CHEMICAL CHARACTERISTICS:

Alcohol% Vol 12.0 °

Total acidity g/L: 5.5

PH 3.20

Dry Extract G/L: 21.5

Angelo Bianco

WINE: Trebbiano D’Abruzzo DOC

GRAPES: Trebbiano D’Abruzzo of Ancient clones selected in the vineyards located in the municipality of Loreto Aprutino in the province of Pescara.

HARVEST: The harvest takes place in the Third decade of September in relation to the complete maturation of the grapes assessed by measuring the sugar grade, total acidity and pH. The grapes are manually harvested in accordance with their Integrity and organoleptic characteristics.
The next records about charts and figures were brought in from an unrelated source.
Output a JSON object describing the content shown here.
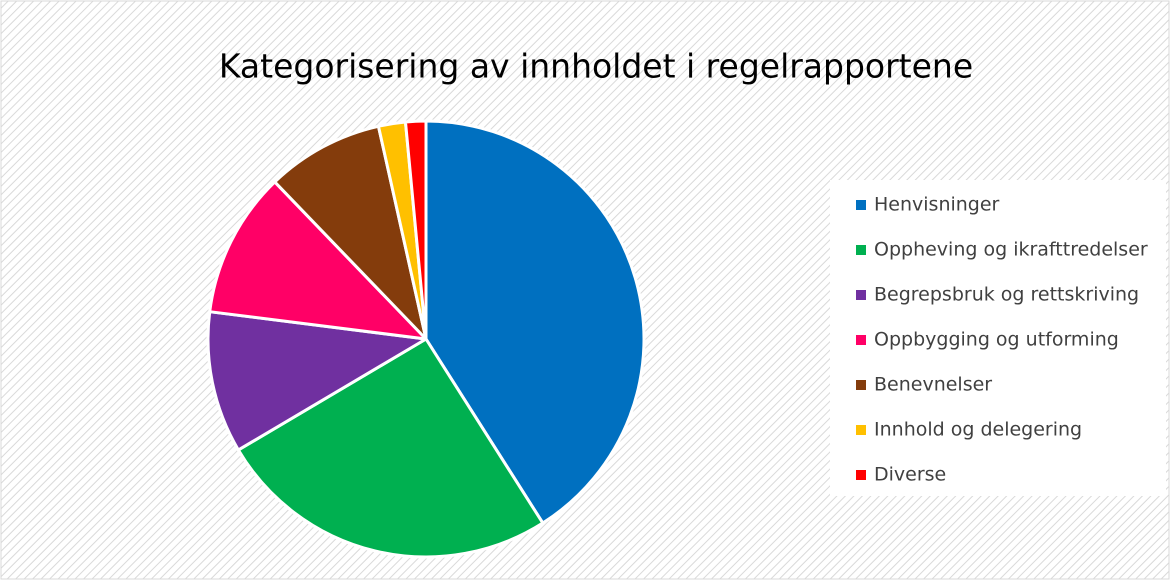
{
  "chart_data": {
    "type": "pie",
    "title": "Kategorisering av innholdet i regelrapportene",
    "categories": [
      "Henvisninger",
      "Oppheving og ikrafttredelser",
      "Begrepsbruk og rettskriving",
      "Oppbygging og utforming",
      "Benevnelser",
      "Innhold og delegering",
      "Diverse"
    ],
    "values": [
      41,
      25.5,
      10.5,
      10.8,
      8.7,
      2,
      1.5
    ],
    "colors": [
      "#0070c0",
      "#00b050",
      "#7030a0",
      "#ff0066",
      "#843c0c",
      "#ffc000",
      "#ff0000"
    ],
    "legend": "right"
  }
}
VINIFICATION: The modern principles of white wine-making are applied. The removal follows a short maceration, that is the contact of the skins with the must for 8-10 hours at a T ° of 15-18 ° C, to allow the extraction of the noble and aromatic components of the skins fundamental for the perfume and the personality of the future wine. A soft pressing is then performed and the flower must is refrigerated to a T ° of 8-10 ° C and decked for about 10-12 hours. The clear must is added to the yeasts selected and fermented at a controlled temperature of 15-16 ° C. The obtained wine is stored in steel tanks and refined on the fine lees for about 3 months with periodic pumping-overs to keep the lees in suspension. After this refinement phase, the wine is poured into steel tanks and kept at a temperature of 12 ° C to conserve over time its organoleptic characteristics of aroma and freshness.

Organoleptic Characteristics:

COLOUR: straw yellow lightly laden.

SMELL: fresh, intense and complex bouquet with distinct sensations of ripe exotic fruit.

FLAVOUR: soft, harmonious and round taste of good body and persistence.

SERVICE: Serve a T ° of approx. 10-12 ° C by uncorking the bottle at the time of consumption.

PAIRINGS: It is ideal to accompany sea starters, light first courses and dishes based on fish and lean cheeses. Excellent as an aperitif.

STORAGE: Store in a cool place at 8-10 ° C holding the bottle lying down.